Prologo
PrologoPrima di cominciare vi prego di tenere a mente che non mi aspetto che crediate a questa storia. Né potreste meravigliarvi se foste stati testimoni di una mia recente esperienza quando, armato di beata e magnifica ignoranza, ne ho narrato allegramente il succo a un Socio della Royal Geological Society in occasione del mio ultimo viaggio a Londra.
Avreste sicuramente pensato che mi avessero scoperto a compiere un crimine non meno efferato del furto dei gioielli della corona dalla Torre di Londra, o di aver messo del veleno nel caffè di Sua Maestà il Re.
L’erudito gentiluomo con cui mi confidavo si è come congelato prima che avessi finito di parlare! – è grazie a questo che si è salvato dall'esplodere – e i miei sogni di una menzione d’onore, medaglie d’oro e uno spazietto nella Hall of Fame sono svaniti nell’aria sottile e fredda della sua atmosfera artica.
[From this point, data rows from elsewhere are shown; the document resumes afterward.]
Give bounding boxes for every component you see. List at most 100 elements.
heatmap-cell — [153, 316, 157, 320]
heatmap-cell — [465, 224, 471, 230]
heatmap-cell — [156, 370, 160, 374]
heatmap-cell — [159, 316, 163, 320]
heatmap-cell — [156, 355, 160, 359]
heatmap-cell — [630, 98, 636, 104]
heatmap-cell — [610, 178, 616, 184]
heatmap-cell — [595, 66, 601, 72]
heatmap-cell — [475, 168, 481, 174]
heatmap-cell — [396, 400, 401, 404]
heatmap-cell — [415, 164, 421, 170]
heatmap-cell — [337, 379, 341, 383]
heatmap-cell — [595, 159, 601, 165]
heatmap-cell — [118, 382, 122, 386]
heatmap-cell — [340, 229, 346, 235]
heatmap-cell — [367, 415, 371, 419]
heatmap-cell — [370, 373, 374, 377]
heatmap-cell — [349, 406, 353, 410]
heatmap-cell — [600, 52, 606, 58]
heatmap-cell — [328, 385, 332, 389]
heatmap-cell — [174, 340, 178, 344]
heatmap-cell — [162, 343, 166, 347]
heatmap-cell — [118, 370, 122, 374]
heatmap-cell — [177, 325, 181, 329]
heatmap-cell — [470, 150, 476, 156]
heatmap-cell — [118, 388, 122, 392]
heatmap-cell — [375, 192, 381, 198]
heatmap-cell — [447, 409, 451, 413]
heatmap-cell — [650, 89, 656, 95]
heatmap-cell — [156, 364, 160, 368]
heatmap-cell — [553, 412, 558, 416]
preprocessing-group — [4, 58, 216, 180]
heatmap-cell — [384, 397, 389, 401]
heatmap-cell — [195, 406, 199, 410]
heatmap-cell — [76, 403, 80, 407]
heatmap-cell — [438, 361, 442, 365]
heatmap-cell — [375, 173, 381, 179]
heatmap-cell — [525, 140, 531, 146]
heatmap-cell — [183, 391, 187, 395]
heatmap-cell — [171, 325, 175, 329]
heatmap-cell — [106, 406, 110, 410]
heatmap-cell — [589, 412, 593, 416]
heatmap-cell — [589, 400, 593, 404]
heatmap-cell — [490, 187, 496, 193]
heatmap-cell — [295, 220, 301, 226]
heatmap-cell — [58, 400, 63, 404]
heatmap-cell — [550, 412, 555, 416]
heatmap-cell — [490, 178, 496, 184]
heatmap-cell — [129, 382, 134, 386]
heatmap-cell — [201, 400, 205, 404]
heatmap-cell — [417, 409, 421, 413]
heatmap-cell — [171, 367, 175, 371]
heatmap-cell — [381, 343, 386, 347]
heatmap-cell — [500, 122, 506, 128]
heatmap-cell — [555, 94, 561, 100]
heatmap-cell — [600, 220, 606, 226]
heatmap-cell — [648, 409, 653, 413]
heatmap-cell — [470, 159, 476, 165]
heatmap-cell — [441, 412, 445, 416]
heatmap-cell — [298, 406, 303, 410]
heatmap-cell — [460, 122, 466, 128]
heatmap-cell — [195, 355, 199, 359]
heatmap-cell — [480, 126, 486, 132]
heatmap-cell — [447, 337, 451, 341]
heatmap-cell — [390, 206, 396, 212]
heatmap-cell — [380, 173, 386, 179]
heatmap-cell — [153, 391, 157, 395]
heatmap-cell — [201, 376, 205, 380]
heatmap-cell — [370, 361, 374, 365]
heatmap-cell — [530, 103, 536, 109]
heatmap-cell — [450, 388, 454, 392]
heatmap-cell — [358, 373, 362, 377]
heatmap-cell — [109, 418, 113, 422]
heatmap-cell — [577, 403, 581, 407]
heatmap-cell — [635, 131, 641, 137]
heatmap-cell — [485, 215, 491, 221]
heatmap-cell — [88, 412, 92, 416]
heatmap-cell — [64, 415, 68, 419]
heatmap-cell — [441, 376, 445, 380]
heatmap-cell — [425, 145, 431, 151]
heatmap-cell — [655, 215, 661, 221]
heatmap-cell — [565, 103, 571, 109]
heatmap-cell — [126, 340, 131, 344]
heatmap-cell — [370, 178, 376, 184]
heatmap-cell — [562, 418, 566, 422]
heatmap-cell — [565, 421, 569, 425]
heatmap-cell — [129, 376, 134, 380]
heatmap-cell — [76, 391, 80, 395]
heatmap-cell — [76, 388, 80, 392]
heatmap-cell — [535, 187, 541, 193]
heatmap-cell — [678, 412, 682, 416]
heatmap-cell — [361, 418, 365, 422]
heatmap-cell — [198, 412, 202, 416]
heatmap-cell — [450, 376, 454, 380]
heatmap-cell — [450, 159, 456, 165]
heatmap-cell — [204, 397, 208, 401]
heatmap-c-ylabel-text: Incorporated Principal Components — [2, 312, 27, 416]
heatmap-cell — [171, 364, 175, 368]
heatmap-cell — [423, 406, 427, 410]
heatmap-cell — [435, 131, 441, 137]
Ma io credo a questa storia, e ci credereste anche voi, come ci crederebbe anche il dotto membro della Royal Geological Society, se voi e lui l’aveste sentita dalle labbra dell’uomo che me l’ha raccontata. Se aveste visto, come ho visto io, il fuoco della verità in quegli occhi grigi; se aveste sentito l’accento di sincerità in quella voce tranquilla; se aveste compreso la passione in tutto ciò – anche voi ci avreste creduto. Non avreste avuto bisogno della prova definitiva che avevo io: la strana creatura simile al ranforinco che aveva portato con sé dal mondo interno.
Mi imbattei in lui all’improvviso, e di certo inaspettatamente, al confine del grande deserto del Sahara. Era in piedi davanti a una tenda di pelle di capra in mezzo a un gruppo di palme da dattero di una piccola oasi. Lì nei pressi c’era un douar arabo di otto o dieci tende.
Ero venuto dal nord per la caccia al leone. Il mio gruppo era composto da una dozzina di figli del deserto – io ero l’unico uomo “bianco”. Mentre ci avvicinavamo al piccolo cespuglio di vegetazione, vidi l’uomo uscire dalla sua tenda e scrutarci intensamente riparandosi gli occhi con le mani. Alla mia vista avanzò rapidamente per venirci incontro.
— Un uomo bianco! — gridò. — Sia lodato il buon Dio! Vi ho osservato per ore, sperando contro ogni speranza che questa volta ci fosse un uomo bianco. Ditemi la data. Che anno è?
E quando glielo dissi, barcollò come se fosse stato colpito in pieno volto, tanto che fu costretto ad afferrare la mia staffa di pelle per sostenersi.
— Non può essere! — gridò dopo un momento. — Non può essere! Ditemi che vi sbagliate o che state scherzando.
— Vi sto dicendo la verità, amico mio —, risposi. — Perché dovrei ingannare uno sconosciuto, o anche solo provarci, in una questione così semplice come la data?
Per qualche tempo rimase in silenzio, con la testa chinata.
— Dieci anni! — mormorò infine. — Dieci anni, e pensavo che potesse al massimo essere poco più di uno!
Quella notte mi raccontò la sua storia – la storia che vi riporto qui, quasi con le sue stesse parole, come riesco a ricordarle.